Akte X
Edmund wollte nicht noch mehr Kaffee trinken oder Aspirin nehmen. Er würde es auch so schaffen.
Gerade als er dachte, einen wichtigen Abschnitt endlich verstanden zu haben, und er schon ein triumphierendes Grinsen aufsetzen wollte, hörte er eine Bewegung... ein Kratzen.
Edmund sprang auf, straffte die Schultern und sah sich in der Halle um. Eine Woche zuvor hatte man ihm einen Bären aufgebunden über eine Leiche - ein Mann, bei einem Autounfall geköpft -, die angeblich aufgestanden und aus dem Allegheny Catholic Medical Center gelaufen war. Ein Deckenlicht flackerte in der linken Ecke des Raumes, aber Edmund sah keine schlotternden kopflosen Gestalten... oder andere Manifestationen lächerlicher urbaner Legenden.
Er starrte die versagende Neonröhre an und erkannte, daß ihn das stroboskopartige Flackern gestört hatte. Er seufzte und kritzelte eine entsprechende Notiz für den Wartungsdienst. Die Techniker hatten die Temperatur in den Kühlfächern bereits doppelt überprüft, etwas Freon nachgefüllt und behauptet, daß in den Schubfächern - 4E eingeschlossen - alles exakt so war, wie es sein sollte.
Als Edmund keine weiteren Geräusche hörte, blätterte er weiter zu einem anderen Kapitel über die verschiedenen Verletzungsarten, die von stumpfen Waffen verursacht werden konnten. Dann hörte er wieder eine Bewegung - ein Scharren, ein Schaben... und dann ein lautes Bumm.

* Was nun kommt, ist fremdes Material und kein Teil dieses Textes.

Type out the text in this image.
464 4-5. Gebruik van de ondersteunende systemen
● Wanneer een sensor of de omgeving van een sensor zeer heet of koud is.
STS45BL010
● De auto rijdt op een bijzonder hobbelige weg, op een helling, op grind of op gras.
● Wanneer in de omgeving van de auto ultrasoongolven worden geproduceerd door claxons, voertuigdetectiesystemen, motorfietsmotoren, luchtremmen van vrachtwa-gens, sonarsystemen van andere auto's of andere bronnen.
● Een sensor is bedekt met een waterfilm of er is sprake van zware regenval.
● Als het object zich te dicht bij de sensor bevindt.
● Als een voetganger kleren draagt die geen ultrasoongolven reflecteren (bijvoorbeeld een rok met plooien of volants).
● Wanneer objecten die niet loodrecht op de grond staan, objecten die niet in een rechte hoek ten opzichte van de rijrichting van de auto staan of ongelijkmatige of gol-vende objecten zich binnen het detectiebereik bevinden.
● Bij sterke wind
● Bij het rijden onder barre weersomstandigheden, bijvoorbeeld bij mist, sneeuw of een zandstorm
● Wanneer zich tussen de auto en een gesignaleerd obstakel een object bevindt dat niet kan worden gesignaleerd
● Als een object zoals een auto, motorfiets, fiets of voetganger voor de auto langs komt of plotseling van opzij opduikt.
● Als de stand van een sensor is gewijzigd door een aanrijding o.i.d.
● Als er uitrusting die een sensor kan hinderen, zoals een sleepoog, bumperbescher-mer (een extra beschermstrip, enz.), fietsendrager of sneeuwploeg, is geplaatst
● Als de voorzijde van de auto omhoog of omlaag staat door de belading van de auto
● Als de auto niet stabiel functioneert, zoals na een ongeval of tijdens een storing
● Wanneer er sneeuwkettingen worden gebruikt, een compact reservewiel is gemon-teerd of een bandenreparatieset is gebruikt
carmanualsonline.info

Edmund fuhr kerzengerade hoch und blinzelte nervös. Er wußte, daß er sich das nicht nur einbildete, oh nein, keineswegs. Er arbeitete schon zu lange in der Leichenhalle, um sich vom Ächzen des Gemäuers oder dem Fauchen der Klimaanlage ins Bockshorn jagen zu lassen.
Wieder das dumpfe Krachen. Wie vom einem Schlag gegen eine Metallplatte.
Er stand auf und versuchte, die Quelle des Lärms ausfin
dig zu machen. Er fragte sich, ob jemand verletzt war oder ob sich irgend jemand, der Übles im Schilde führte, in die stille Leichenhalle geschlichen hatte... aber warum? Edmund saß schon seit drei Stunden an seinem Platz und hatte nichts gehört, nichts gesehen. Er kannte jeden, der in dieser Zeit die Halle betreten hatte.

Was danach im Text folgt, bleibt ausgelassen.